Entidades pedem que com aposentadorias de Ministras, vagas no STJ sejam preenchidas por mulheres

Entidades pedem que com aposentadorias de Ministras, vagas no STJ sejam preenchidas por mulheres

Com as aposentadorias das Ministras Assusete Magalhães e Laurita Vaz, o Superior Tribunal de Justiça (STJ) terá duas cadeiras vagas a serem preenchidas em 2025. Diante disso, um grupo formado por 33 entidades, lideradas pelo movimento “Paridade no Judiciário”, enviou uma carta ao presidente Luiz Inácio Lula da Silva reivindicando a indicação de mulheres para os cargos.

O pedido destaca a necessidade de maior pluralidade na composição da Corte, que atualmente conta com 31 ministros, dos quais apenas cinco são mulheres.

O documento alerta que, caso as cadeiras sejam ocupadas por homens, haveria um “inegável retrocesso” na representatividade feminina no Judiciário, impactando inclusive a imagem do Brasil na comunidade internacional. As entidades ressaltam que a diversidade de gênero no STJ é uma questão de compromisso com os valores democráticos e com os princípios emancipatórios estabelecidos pela Constituição Federal.
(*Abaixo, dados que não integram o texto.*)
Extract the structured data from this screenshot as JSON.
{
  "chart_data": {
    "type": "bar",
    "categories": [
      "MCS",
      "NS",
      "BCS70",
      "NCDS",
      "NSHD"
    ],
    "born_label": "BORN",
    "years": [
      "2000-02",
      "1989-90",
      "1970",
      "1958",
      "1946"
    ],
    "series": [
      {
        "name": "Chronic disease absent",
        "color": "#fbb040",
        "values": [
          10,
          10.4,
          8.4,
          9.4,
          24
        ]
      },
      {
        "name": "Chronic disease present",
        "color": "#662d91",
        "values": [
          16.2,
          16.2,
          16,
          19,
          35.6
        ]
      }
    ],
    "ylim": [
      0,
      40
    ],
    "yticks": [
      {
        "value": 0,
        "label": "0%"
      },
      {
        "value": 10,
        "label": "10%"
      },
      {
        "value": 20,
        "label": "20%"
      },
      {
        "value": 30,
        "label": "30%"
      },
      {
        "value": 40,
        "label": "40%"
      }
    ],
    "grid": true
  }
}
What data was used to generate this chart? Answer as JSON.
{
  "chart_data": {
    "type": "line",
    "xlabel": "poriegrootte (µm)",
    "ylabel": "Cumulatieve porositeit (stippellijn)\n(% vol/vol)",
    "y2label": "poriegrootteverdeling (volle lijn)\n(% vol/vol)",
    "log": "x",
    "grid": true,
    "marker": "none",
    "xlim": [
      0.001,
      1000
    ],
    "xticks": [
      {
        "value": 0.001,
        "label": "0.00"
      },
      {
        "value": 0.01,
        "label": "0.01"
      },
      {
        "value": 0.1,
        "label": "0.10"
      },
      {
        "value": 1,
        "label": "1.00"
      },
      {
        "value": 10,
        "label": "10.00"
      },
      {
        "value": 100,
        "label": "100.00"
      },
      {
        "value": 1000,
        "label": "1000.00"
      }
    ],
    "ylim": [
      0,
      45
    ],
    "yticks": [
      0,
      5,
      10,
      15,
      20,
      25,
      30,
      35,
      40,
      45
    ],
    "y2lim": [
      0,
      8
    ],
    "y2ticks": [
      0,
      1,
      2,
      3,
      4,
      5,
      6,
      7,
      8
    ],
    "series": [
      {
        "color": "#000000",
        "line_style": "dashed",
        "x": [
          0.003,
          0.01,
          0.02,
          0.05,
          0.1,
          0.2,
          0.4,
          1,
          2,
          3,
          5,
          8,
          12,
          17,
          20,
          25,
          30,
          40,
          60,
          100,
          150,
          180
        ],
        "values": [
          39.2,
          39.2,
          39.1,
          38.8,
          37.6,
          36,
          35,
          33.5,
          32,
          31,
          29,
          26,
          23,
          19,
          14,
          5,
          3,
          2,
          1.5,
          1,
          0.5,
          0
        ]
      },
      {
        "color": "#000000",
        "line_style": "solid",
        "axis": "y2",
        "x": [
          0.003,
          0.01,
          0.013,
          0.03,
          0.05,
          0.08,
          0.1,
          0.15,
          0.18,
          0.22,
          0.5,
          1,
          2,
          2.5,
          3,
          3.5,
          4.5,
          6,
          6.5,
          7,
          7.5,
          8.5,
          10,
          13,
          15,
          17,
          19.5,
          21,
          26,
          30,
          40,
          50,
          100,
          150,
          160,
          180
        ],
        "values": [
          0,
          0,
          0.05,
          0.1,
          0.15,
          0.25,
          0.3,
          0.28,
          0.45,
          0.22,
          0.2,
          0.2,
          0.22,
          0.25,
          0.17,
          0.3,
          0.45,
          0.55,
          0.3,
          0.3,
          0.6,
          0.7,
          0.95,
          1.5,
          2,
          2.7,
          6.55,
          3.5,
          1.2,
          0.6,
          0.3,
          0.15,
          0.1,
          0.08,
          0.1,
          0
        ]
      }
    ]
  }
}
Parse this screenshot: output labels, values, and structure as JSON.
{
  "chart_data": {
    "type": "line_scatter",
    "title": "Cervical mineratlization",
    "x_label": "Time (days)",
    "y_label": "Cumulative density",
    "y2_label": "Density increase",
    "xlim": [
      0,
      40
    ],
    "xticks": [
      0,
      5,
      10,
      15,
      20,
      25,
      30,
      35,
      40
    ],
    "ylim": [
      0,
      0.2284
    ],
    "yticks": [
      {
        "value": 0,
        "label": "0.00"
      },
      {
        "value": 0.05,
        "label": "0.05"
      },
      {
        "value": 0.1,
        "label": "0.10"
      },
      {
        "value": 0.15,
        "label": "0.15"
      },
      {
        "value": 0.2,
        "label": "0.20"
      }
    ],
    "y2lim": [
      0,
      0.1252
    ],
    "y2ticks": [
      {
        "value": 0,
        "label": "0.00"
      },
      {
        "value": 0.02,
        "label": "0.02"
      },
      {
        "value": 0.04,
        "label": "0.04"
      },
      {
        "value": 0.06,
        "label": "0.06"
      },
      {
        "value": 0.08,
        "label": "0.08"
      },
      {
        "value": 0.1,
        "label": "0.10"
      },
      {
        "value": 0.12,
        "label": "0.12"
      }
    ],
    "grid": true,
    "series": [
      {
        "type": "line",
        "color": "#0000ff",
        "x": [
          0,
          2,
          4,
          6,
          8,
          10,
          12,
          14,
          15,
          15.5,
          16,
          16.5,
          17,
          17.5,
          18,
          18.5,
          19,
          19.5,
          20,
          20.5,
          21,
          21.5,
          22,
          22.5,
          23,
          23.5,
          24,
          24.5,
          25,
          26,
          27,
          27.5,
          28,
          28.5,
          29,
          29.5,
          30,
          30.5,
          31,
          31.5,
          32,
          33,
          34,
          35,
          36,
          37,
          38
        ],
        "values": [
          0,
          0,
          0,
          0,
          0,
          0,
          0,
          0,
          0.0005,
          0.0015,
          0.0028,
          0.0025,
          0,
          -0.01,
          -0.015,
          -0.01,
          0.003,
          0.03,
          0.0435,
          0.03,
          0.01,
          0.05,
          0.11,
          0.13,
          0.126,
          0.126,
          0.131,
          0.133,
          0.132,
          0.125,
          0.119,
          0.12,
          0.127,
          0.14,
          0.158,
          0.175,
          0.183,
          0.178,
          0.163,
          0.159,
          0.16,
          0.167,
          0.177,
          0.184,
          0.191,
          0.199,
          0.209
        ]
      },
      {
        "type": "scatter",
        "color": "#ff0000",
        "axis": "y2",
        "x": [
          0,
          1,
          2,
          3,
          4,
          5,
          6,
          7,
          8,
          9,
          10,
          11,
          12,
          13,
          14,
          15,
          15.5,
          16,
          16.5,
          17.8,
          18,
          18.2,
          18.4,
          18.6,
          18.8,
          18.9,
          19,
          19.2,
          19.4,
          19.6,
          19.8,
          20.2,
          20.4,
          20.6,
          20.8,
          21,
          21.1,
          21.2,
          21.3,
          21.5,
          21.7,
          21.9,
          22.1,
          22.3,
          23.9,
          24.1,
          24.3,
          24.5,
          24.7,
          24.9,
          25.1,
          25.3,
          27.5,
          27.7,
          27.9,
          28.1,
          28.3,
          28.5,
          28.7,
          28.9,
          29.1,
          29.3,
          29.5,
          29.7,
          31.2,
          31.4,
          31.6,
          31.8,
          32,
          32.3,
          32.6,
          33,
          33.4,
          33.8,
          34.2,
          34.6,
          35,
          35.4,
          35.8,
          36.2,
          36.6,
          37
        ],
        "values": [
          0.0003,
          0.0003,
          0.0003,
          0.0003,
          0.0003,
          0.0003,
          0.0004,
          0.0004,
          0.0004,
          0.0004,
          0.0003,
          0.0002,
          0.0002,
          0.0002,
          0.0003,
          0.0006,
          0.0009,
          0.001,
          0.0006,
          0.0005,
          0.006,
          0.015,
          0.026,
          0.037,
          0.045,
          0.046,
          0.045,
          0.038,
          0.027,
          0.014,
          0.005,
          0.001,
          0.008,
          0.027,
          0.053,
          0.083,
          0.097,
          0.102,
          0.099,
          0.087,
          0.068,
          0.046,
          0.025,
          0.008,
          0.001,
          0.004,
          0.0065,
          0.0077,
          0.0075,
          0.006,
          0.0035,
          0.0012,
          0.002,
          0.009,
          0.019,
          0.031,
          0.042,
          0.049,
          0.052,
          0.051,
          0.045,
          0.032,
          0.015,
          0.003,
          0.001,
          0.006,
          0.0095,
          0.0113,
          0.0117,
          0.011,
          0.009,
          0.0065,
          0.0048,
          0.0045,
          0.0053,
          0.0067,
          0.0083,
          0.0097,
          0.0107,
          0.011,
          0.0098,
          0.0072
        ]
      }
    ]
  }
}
“O momento histórico pede o compromisso com os valores emancipatórios da Constituição da República. Desse modo, confiantes no seu firme compromisso com a democracia e com os objetivos fundamentais da República, dentre eles, o de construir uma sociedade livre, justa e solidária, renovamos a esperança de que não haverá retrocesso e em breve duas mulheres sucederão as cadeiras vagas no Superior Tribunal de Justiça”, destaca o texto enviado a Lula.

O documento ainda reforça que o Judiciário, enquanto um dos poderes da República, deve refletir a pluralidade da sociedade que representa. Nesse sentido, sustenta a necessidade de garantir a participação feminina em espaços de poder, observando também a interseccionalidade de raça e etnia. “A participação de mulheres nos espaços de poder, sob a ótica da interseccionalidade de raça e etnia, é essencial para a execução de políticas públicas locais, nacionais e globais que resultarão numa sociedade mais justa e solidária”, argumentam as entidades signatárias.

Para o preenchimento das vagas, serão apresentadas ao presidente duas listas tríplices: uma composta por desembargadores federais e outra por membros do Ministério Público. A lista de desembargadores federais conta com Carlos Augusto Pires Brandão, Daniele Maranhão Costa e Marisa Ferreira dos Santos, enquanto a lista do MP inclui Maria Marluce Caldas Bezerra, Sammy Barbosa Lopes e Carlos Frederico Santos.

Nos termos da Constituição Federal, a composição do STJ obedece ao critério de divisão por origens institucionais: um terço das vagas é destinado a juízes oriundos dos Tribunais Regionais Federais; um terço é preenchido por desembargadores dos Tribunais de Justiça, indicados em lista tríplice elaborada pelo próprio STJ; e o último terço é repartido equitativamente entre advogados e membros do Ministério Público Federal, estaduais, do Distrito Federal e dos territórios.

A decisão final sobre as indicações caberá ao presidente Lula, que deverá submeter os nomes escolhidos à aprovação do Senado Federal.